Wednesday, August 26, 2015

10 Ways to Teach Kids About Money

Money empowers people to make decisions, educate and motivate. Decisions on daily expenditure can have a great negative impact on kid's financial future.

Following are ten ways to teach kids about managing money.
1. Introduce kids to money, as they learn counting.
You should provide them with required information. Repetition and observation are two vital ways kids learn. As early they learn, they'll become more sensible about money.
2. Interact with kids about your money related values.
Ways to make it grow, ways to save it and above all ways to spend it sensibly.
3. Help kids understand the differences between wants, needs and wishes.

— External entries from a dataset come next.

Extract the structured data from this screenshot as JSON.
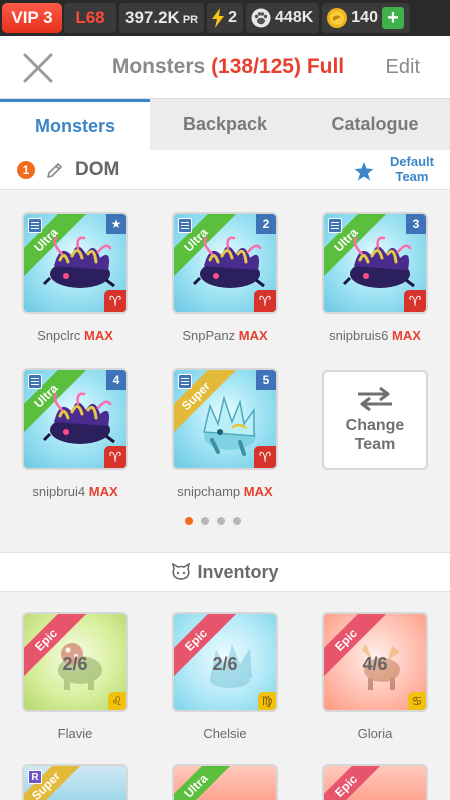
{
  "status": {
    "vip": "VIP 3",
    "level": "L68",
    "power": "397.2K",
    "power_unit": "PR",
    "energy": "2",
    "food": "448K",
    "gold": "140",
    "add": "+"
  },
  "header": {
    "title": "Monsters",
    "count": "(138/125)",
    "full": "Full",
    "edit": "Edit"
  },
  "tabs": [
    "Monsters",
    "Backpack",
    "Catalogue"
  ],
  "team": {
    "number": "1",
    "name": "DOM",
    "default_label_1": "Default",
    "default_label_2": "Team"
  },
  "monsters": [
    {
      "name": "Snpclrc",
      "max": "MAX",
      "rarity": "Ultra",
      "slot": "★",
      "element": "♈"
    },
    {
      "name": "SnpPanz",
      "max": "MAX",
      "rarity": "Ultra",
      "slot": "2",
      "element": "♈"
    },
    {
      "name": "snipbruis6",
      "max": "MAX",
      "rarity": "Ultra",
      "slot": "3",
      "element": "♈"
    },
    {
      "name": "snipbrui4",
      "max": "MAX",
      "rarity": "Ultra",
      "slot": "4",
      "element": "♈"
    },
    {
      "name": "snipchamp",
      "max": "MAX",
      "rarity": "Super",
      "slot": "5",
      "element": "♈"
    }
  ],
  "change_team": {
    "line1": "Change",
    "line2": "Team"
  },
  "inventory": {
    "title": "Inventory",
    "items": [
      {
        "name": "Flavie",
        "rarity": "Epic",
        "progress": "2/6",
        "sign": "♌",
        "theme": "green"
      },
      {
        "name": "Chelsie",
        "rarity": "Epic",
        "progress": "2/6",
        "sign": "♍",
        "theme": "blue"
      },
      {
        "name": "Gloria",
        "rarity": "Epic",
        "progress": "4/6",
        "sign": "♋",
        "theme": "red"
      }
    ],
    "peek": [
      {
        "rarity": "Super",
        "badge": "R"
      },
      {
        "rarity": "Ultra"
      },
      {
        "rarity": "Epic"
      }
    ]
  },
  "colors": {
    "accent_blue": "#3c86c8",
    "alert_red": "#e8402f",
    "orange": "#f26b1d",
    "ultra_green": "#5bbf3e",
    "super_gold": "#e3b93a",
    "epic_red": "#e6556b"
  }
}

This will develop them as good decision makers in terms of spending in future. Also it will help them to learn the ways of saving while living a standard life.

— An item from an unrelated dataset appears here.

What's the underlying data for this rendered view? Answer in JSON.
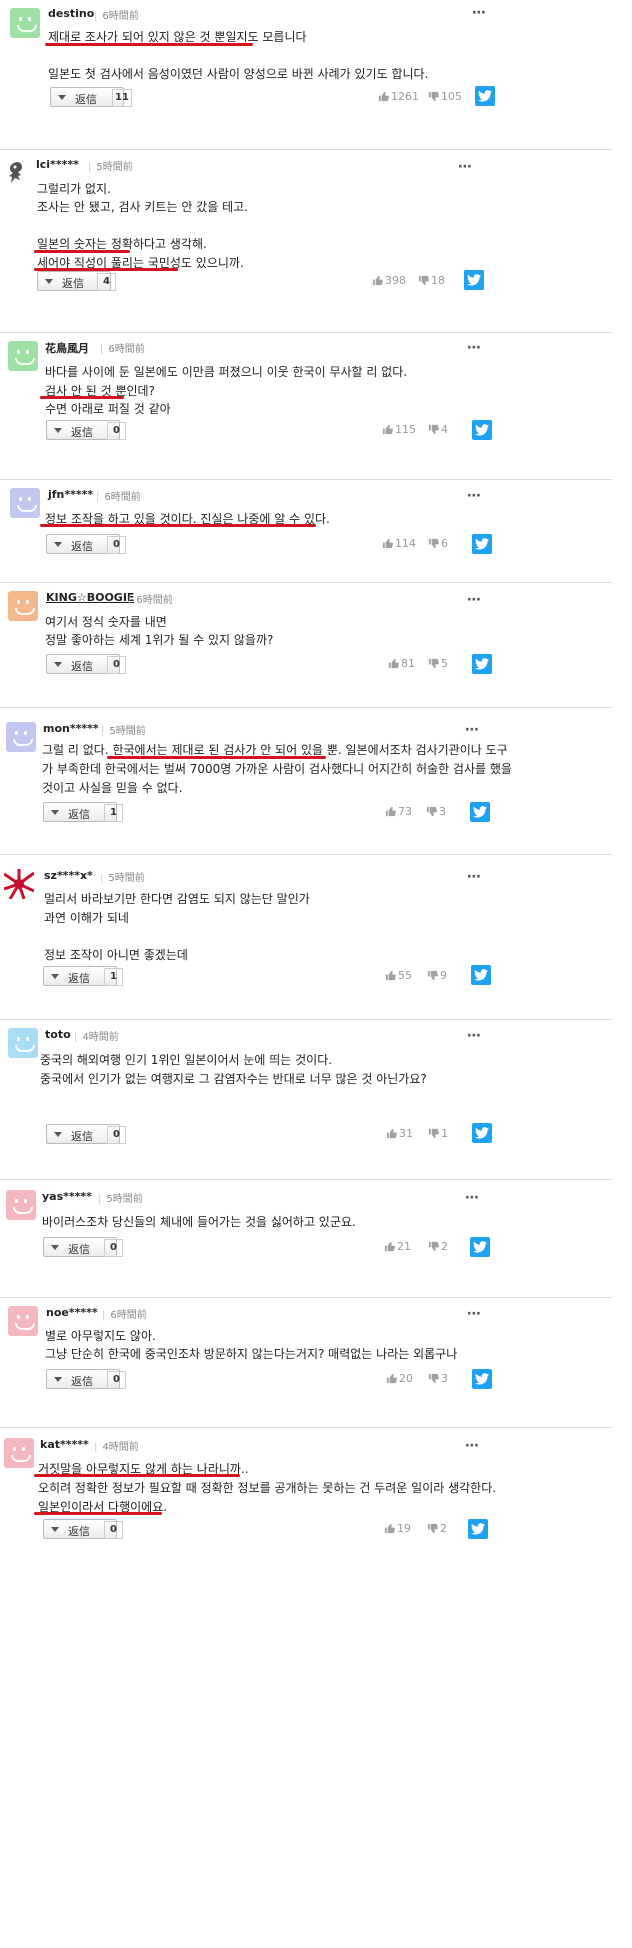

4. Goal setting is fundamental to learn saving and the value of money.
Almost every toy or any other item that kids ask parents to procure them can be an object of a goal-setting session. Make them understand about the pros and cons of the procurement.
5. Show kids how to assess radio, TV and print ads for products.

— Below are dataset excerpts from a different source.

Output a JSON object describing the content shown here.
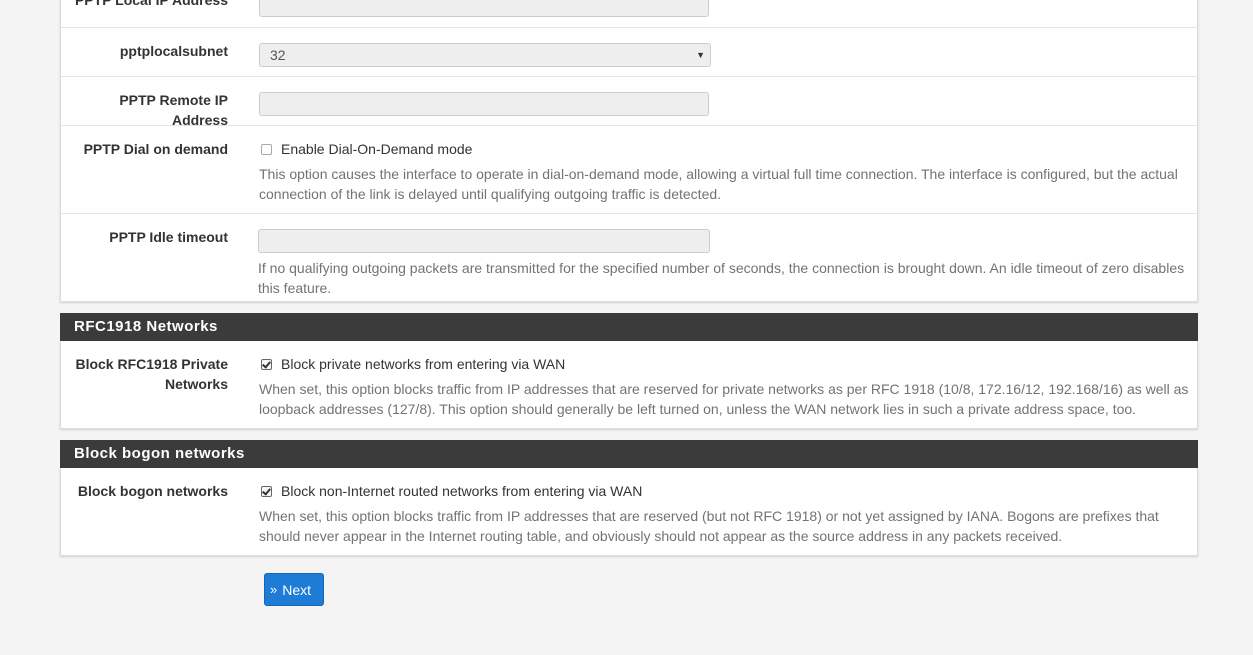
{
  "pptp": {
    "local_ip_label": "PPTP Local IP Address",
    "local_subnet_label": "pptplocalsubnet",
    "local_subnet_value": "32",
    "remote_ip_label": "PPTP Remote IP Address",
    "dial_on_demand_label": "PPTP Dial on demand",
    "dial_on_demand_checkbox": "Enable Dial-On-Demand mode",
    "dial_on_demand_help": "This option causes the interface to operate in dial-on-demand mode, allowing a virtual full time connection. The interface is configured, but the actual connection of the link is delayed until qualifying outgoing traffic is detected.",
    "idle_timeout_label": "PPTP Idle timeout",
    "idle_timeout_help": "If no qualifying outgoing packets are transmitted for the specified number of seconds, the connection is brought down. An idle timeout of zero disables this feature."
  },
  "rfc1918": {
    "section_title": "RFC1918 Networks",
    "label": "Block RFC1918 Private Networks",
    "checkbox": "Block private networks from entering via WAN",
    "checked": true,
    "help": "When set, this option blocks traffic from IP addresses that are reserved for private networks as per RFC 1918 (10/8, 172.16/12, 192.168/16) as well as loopback addresses (127/8). This option should generally be left turned on, unless the WAN network lies in such a private address space, too."
  },
  "bogon": {
    "section_title": "Block bogon networks",
    "label": "Block bogon networks",
    "checkbox": "Block non-Internet routed networks from entering via WAN",
    "checked": true,
    "help": "When set, this option blocks traffic from IP addresses that are reserved (but not RFC 1918) or not yet assigned by IANA. Bogons are prefixes that should never appear in the Internet routing table, and obviously should not appear as the source address in any packets received."
  },
  "actions": {
    "next_label": "Next",
    "next_icon": "double-chevron-right-icon"
  },
  "colors": {
    "section_header": "#3b3b3b",
    "primary_button": "#1e7bd6"
  }
}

Will the product actually perform and do that the commercials say? Is the price offered actually a sale price? It will help them to evaluate a thing in a proper manner before buying it.
6. Alert kids about the cons of borrowing and paying interest.
You can charge interest on small-scale loans you make to kids, they will learn promptly how costly it is to rent someone else's money for a certain period of time.
7. Grab the opportunity to demonstrate the kids the working method of credit card while using at a restaurant.
Explain the kids how to check the charges, how to determine the tip and how to safe guard your credit card.
8. Give kids their allowance in denominations that inspire saving.
If the allowance is $5, give them 5-1-dollar bills and inspire that at least one dollar to be kept for savings.
9. Keeping records of money invested, saved or spent is another vital skill kids must learn.
Use 12 envelopes, 1 for every month, with a large envelop to keep the entire year's envelops. Encourage kids to keep the receipts from all procurements in the envelops and keep note about the activity with the money.
10. Introduce kids to the value of saving versus expending.
Consider paying interest on cash kids save at home; kids can help determine the interest and see how fast cash increases through the power of compound interest.